The case study describes in detail how LeSS rules have been gradually introduced, what were the consequences for that and concludes with important tips on how to introduce LeSS properly in order to make the most out of your adoption. It also explores three critical organizational aspects that enabled a cultural shift: Removing policies and meetings while focusing on the overall product and the overall system, introducing communities and support through coaching. A detailed and honest view of the challenges of introducing LeSS in a big corporation. 

The Gemba Sprint Experiment

Are self-managing teams ever a bad idea?

Self-managing teams are a local optimization if the entire product development system isn’t considered. Consider the causal relationships between new self-managing teams and traditional managers. Without changing the dynamics of the relationship, as the independence of the teams grows, the tension between management and the teams grows as well. It is logical and human that traditional middle managers will try to block the transformation.

According to Russ Ackoff, "To manage a system effectively, you might focus on the interactions of the parts rather than their behavior taken separately." The interactions that the LeSS framework pays heavy attention are between the product owner, feature teams and Scrum Master. The interactions that are given less attention to are those between middle management and teams.

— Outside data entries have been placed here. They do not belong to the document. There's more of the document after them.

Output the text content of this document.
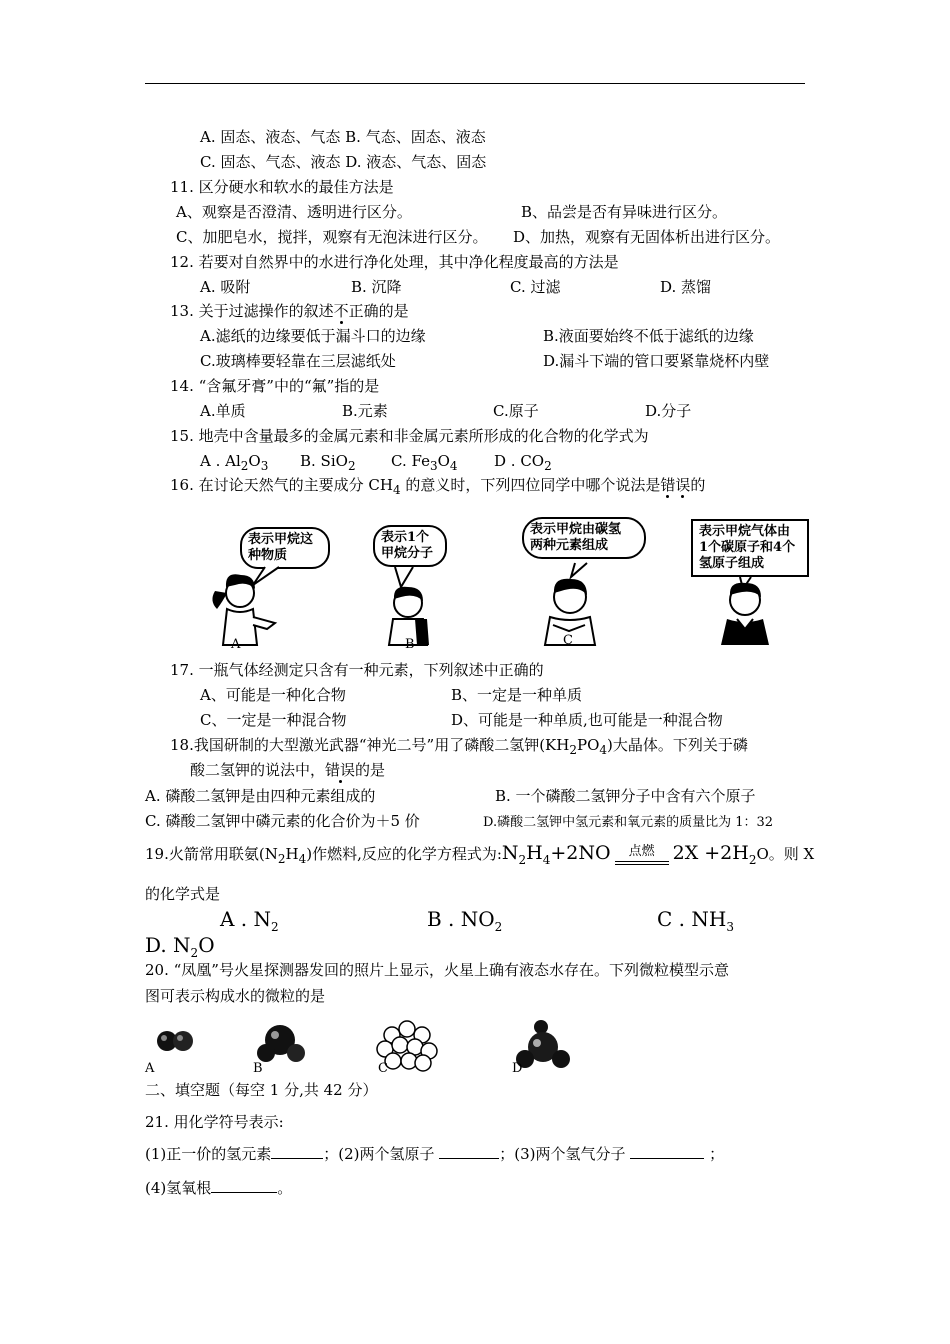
A. 固态、液态、气态 B. 气态、固态、液态
C. 固态、气态、液态 D. 液态、气态、固态
11. 区分硬水和软水的最佳方法是
A、观察是否澄清、透明进行区分。	B、品尝是否有异味进行区分。
C、加肥皂水，搅拌，观察有无泡沫进行区分。 D、加热，观察有无固体析出进行区分。
12. 若要对自然界中的水进行净化处理，其中净化程度最高的方法是
A. 吸附	B. 沉降	C. 过滤	D. 蒸馏
13. 关于过滤操作的叙述不正确的是
A.滤纸的边缘要低于漏斗口的边缘	B.液面要始终不低于滤纸的边缘
C.玻璃棒要轻靠在三层滤纸处	D.漏斗下端的管口要紧靠烧杯内壁
14. “含氟牙膏”中的“氟”指的是
A.单质	B.元素	C.原子	D.分子
15. 地壳中含量最多的金属元素和非金属元素所形成的化合物的化学式为
A . $Al_2O_3$ B. SiO$_2$ C. $Fe_3O_4$ D . $CO_2$
16. 在讨论天然气的主要成分 $CH_4$ 的意义时，下列四位同学中哪个说法是错误的
表示甲烷这
种物质
表示1个
甲烷分子
表示甲烷由碳氢
两种元素组成
表示甲烷气体由
1个碳原子和4个
氢原子组成
A	B	C
17. 一瓶气体经测定只含有一种元素，下列叙述中正确的
A、可能是一种化合物	B、一定是一种单质
C、一定是一种混合物	D、可能是一种单质,也可能是一种混合物
18.我国研制的大型激光武器“神光二号”用了磷酸二氢钾$(KH_2PO_4)$大晶体。下列关于磷
酸二氢钾的说法中，错误的是
A. 磷酸二氢钾是由四种元素组成的	B. 一个磷酸二氢钾分子中含有六个原子
C. 磷酸二氢钾中磷元素的化合价为＋5 价	D.磷酸二氢钾中氢元素和氧元素的质量比为 1：32
19.火箭常用联氨$(N_2H_4)$作燃料,反应的化学方程式为$:N_2H_4+2NO$	点燃 $2X +2H_2O$。则 X
的化学式是
A . $N_2$	B . $NO_2$	C . $NH_3$
D. $N_2O$
20. “凤凰”号火星探测器发回的照片上显示，火星上确有液态水存在。下列微粒模型示意
图可表示构成水的微粒的是
A	B	C	D
二、填空题（每空 1 分,共 42 分）
21. 用化学符号表示:
(1)正一价的氢元素	；(2)两个氢原子	；(3)两个氢气分子	；
(4)氢氧根	。
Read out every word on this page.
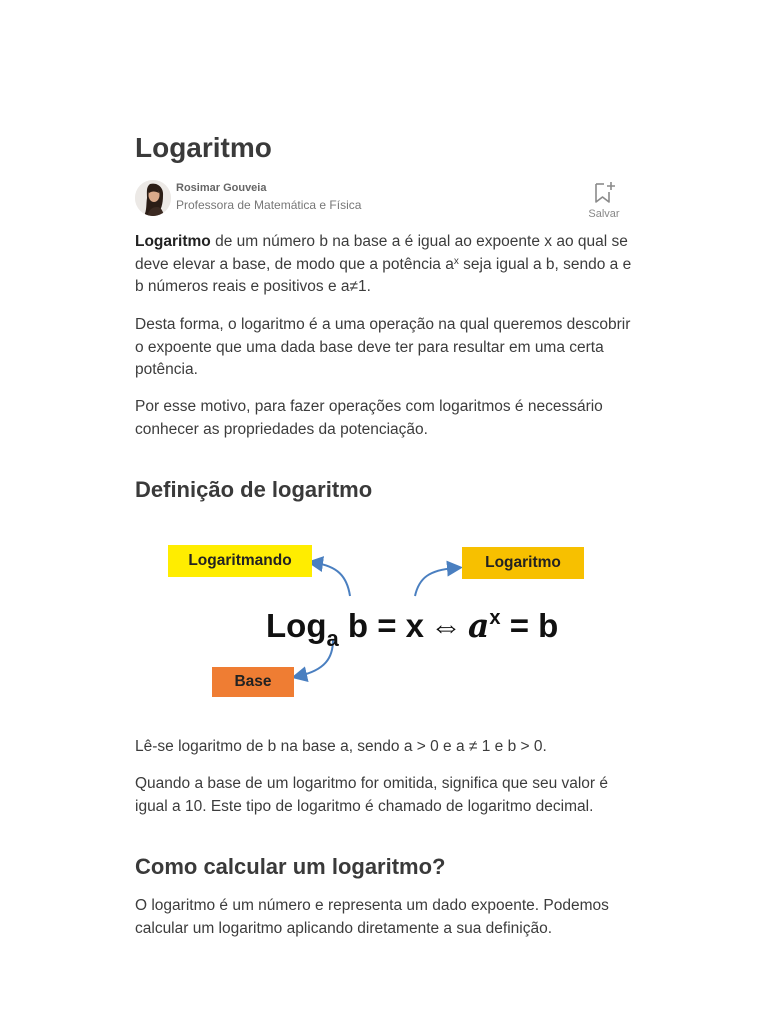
Logaritmo
Rosimar Gouveia
Professora de Matemática e Física
Salvar

Logaritmo de um número b na base a é igual ao expoente x ao qual se deve elevar a base, de modo que a potência $a^x$ seja igual a b, sendo a e b números reais e positivos e a≠1.

Desta forma, o logaritmo é a uma operação na qual queremos descobrir o expoente que uma dada base deve ter para resultar em uma certa potência.

Por esse motivo, para fazer operações com logaritmos é necessário conhecer as propriedades da potenciação.

Definição de logaritmo
Logaritmando	Logaritmo
Base
Log$_a$ b = x ⇔ $a^x = b$

Lê-se logaritmo de b na base a, sendo a > 0 e a ≠ 1 e b > 0.

Quando a base de um logaritmo for omitida, significa que seu valor é igual a 10. Este tipo de logaritmo é chamado de logaritmo decimal.

Como calcular um logaritmo?

O logaritmo é um número e representa um dado expoente. Podemos calcular um logaritmo aplicando diretamente a sua definição.
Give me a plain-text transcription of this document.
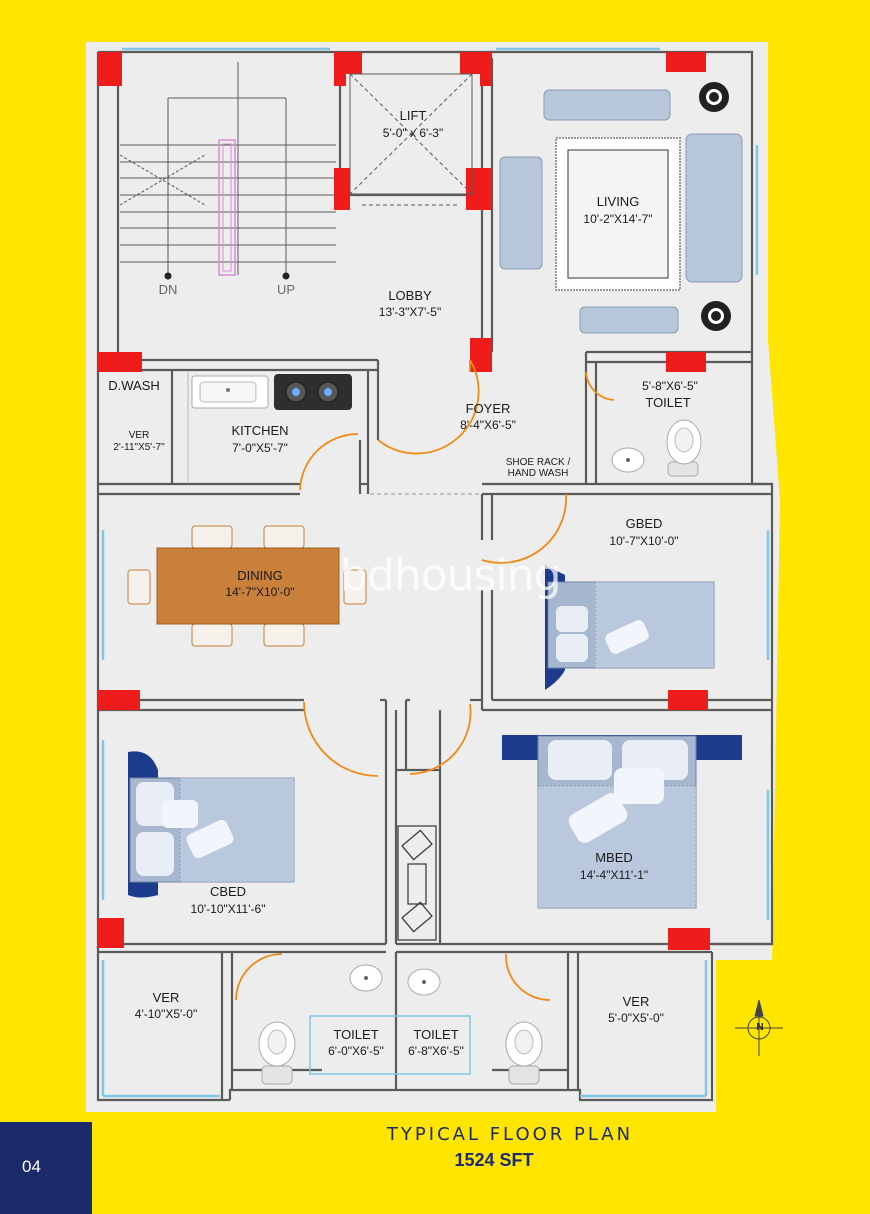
bdhousing
LIFT
5'-0" x 6'-3"
LIVING
10'-2"X14'-7"
LOBBY
13'-3"X7'-5"
FOYER
8'-4"X6'-5"
5'-8"X6'-5"
TOILET
D.WASH
VER
2'-11"X5'-7"
KITCHEN
7'-0"X5'-7"
SHOE RACK /
HAND WASH
GBED
10'-7"X10'-0"
DINING
14'-7"X10'-0"
MBED
14'-4"X11'-1"
CBED
10'-10"X11'-6"
VER
4'-10"X5'-0"
TOILET
6'-0"X6'-5"
TOILET
6'-8"X6'-5"
VER
5'-0"X5'-0"
DN	UP
N
TYPICAL FLOOR PLAN
1524 SFT
04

The Gemba sprint is designed to focus on the interactions between middle management, feature teams, and the greater organization. It is an experiment that seeks to begin the transition from management as a blocker to management as a catalyst to the transformation. The aspirational goal is to replace the manager's sense of importance from making people work to creating an environment where people can do their best work.

You can find the whole Gemba Sprint Experiment article here.

Dilbert walking around

IT Failure report TSB

As a result of the 2008 recession, the UK government bailed out Lloyds Banking Group and separated the retail banking business under the name TSB. In 2015, the Spanish banking group Sabadell Group bought the newly created TSB. They decided to migrate the banking platform to a similar one as used by the other banks under this banking group. What could possibly go wrong with such a migration? In April 2018, with a big bang, the new platform went live and it became probably one of the biggest IT failures in the history of the industry. Customers reported being able to see other customers' bank accounts and eventually the bank lost millions of dollars and nearly 100000 of their customers.

A couple of months ago, a thorough report was released about this failure and its causes. This report is worth reading or at least browsing through for anyone who is working in our industry. It shows, in detail, typical IT projects using waterfall development, component teams, many subcontractors, lack of transparency while everyone playing the contract game (and unfortunately, the report itself has a strong waterfall assumption). Could something like LeSS help prevent this? That I do not know and not dare to say, however, LeSS has been created tackling a lot of the dynamics that are described in the report. A deep understanding of these dynamics might help us prevent disasters like this one.